Au niveau politique, les tensions diplomatiques entre la Chine et le Japon sont juste l’un des nombreux problèmes géopolitiques qui pourraient surgir à n’importe quel moment et déstabiliser la reprise économique mondiale.

Daniel Woker, ancien ambassadeur de Suisse en Australie, à Singapour et au Kowait, estime qu’il est possible de tirer certains parallèles entre la situation dans la région Asie-Pacifique en 2014 et celle de l’Europe en 1914.

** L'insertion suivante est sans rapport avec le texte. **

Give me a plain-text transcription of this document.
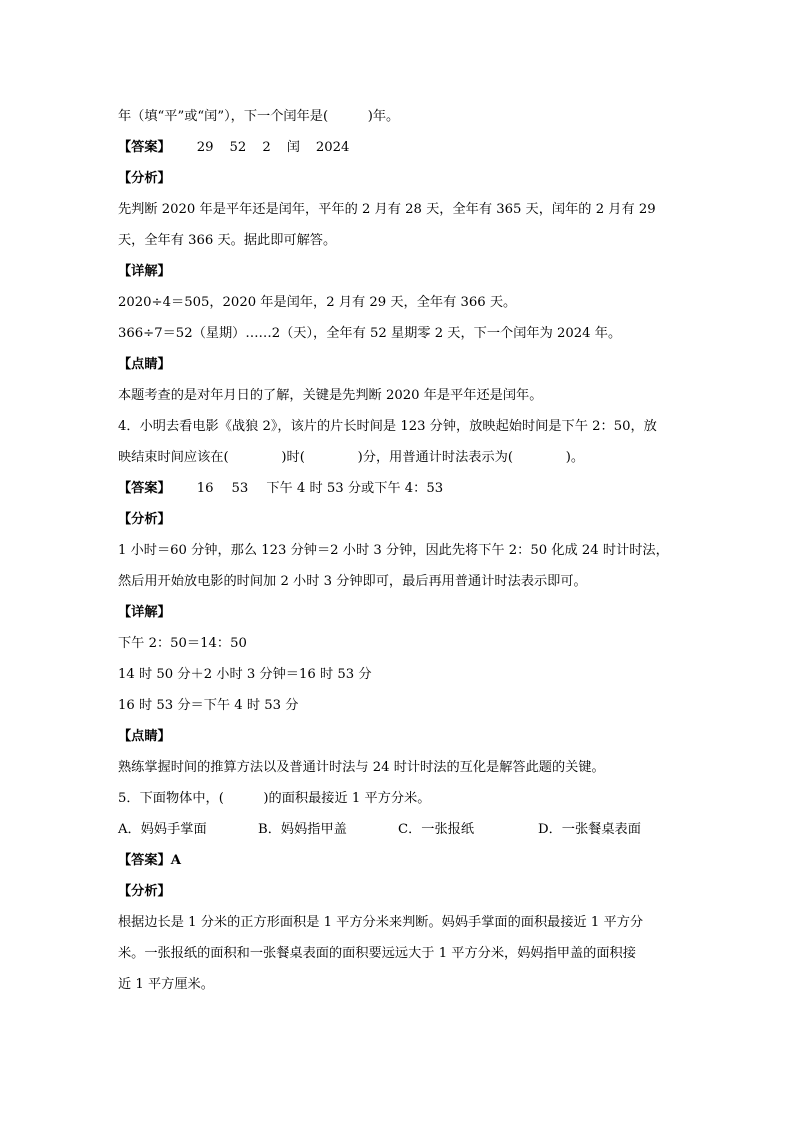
年（填“平”或“闰”），下一个闰年是(　　　)年。
【答案】 29 52 2 闰 2024
【分析】
先判断 2020 年是平年还是闰年，平年的 2 月有 28 天，全年有 365 天，闰年的 2 月有 29
天，全年有 366 天。据此即可解答。
【详解】
2020÷4＝505，2020 年是闰年，2 月有 29 天，全年有 366 天。
366÷7＝52（星期）……2（天），全年有 52 星期零 2 天，下一个闰年为 2024 年。
【点睛】
本题考查的是对年月日的了解，关键是先判断 2020 年是平年还是闰年。
4．小明去看电影《战狼 2》，该片的片长时间是 123 分钟，放映起始时间是下午 2：50，放
映结束时间应该在(　　　　)时(　　　　)分，用普通计时法表示为(　　　　)。
【答案】 16 53 下午 4 时 53 分或下午 4：53
【分析】
1 小时＝60 分钟，那么 123 分钟＝2 小时 3 分钟，因此先将下午 2：50 化成 24 时计时法，
然后用开始放电影的时间加 2 小时 3 分钟即可，最后再用普通计时法表示即可。
【详解】
下午 2：50＝14：50
14 时 50 分＋2 小时 3 分钟＝16 时 53 分
16 时 53 分＝下午 4 时 53 分
【点睛】
熟练掌握时间的推算方法以及普通计时法与 24 时计时法的互化是解答此题的关键。
5．下面物体中，(　　　)的面积最接近 1 平方分米。
A．妈妈手掌面	B．妈妈指甲盖	C．一张报纸	D．一张餐桌表面
【答案】A
【分析】
根据边长是 1 分米的正方形面积是 1 平方分米来判断。妈妈手掌面的面积最接近 1 平方分
米。一张报纸的面积和一张餐桌表面的面积要远远大于 1 平方分米，妈妈指甲盖的面积接
近 1 平方厘米。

En comparant la Chine moderne à l’Empire allemand d’il y a cent ans, Daniel Woker pense que l’émergence de ces deux puissances constitue de manière similaire un défi pour l’ordre mondial en place. Et la présence d’un pays imprévisible comme la Corée du Nord dans la région augmente encore les risques qu’une étincelle mette le feu aux poudres, ajoute-t-il.

«Aucune puissance mondiale ne veut un conflit, mais on pouvait dire la même chose en 1914, déclare l’ancien ambassadeur à swissinfo.ch. Les conflits ne commencent pas toujours d’une manière logique. Ils commencent parfois à petite échelle et échappent à tout contrôle.»

A la différence du Proche-Orient ou de l’Afrique du Nord, où les conflits ont été largement confinés à la région, l’Asie-Pacifique a pris une telle importance au niveau mondial que le risque de propagation est beaucoup plus grand, ajoute-t-il.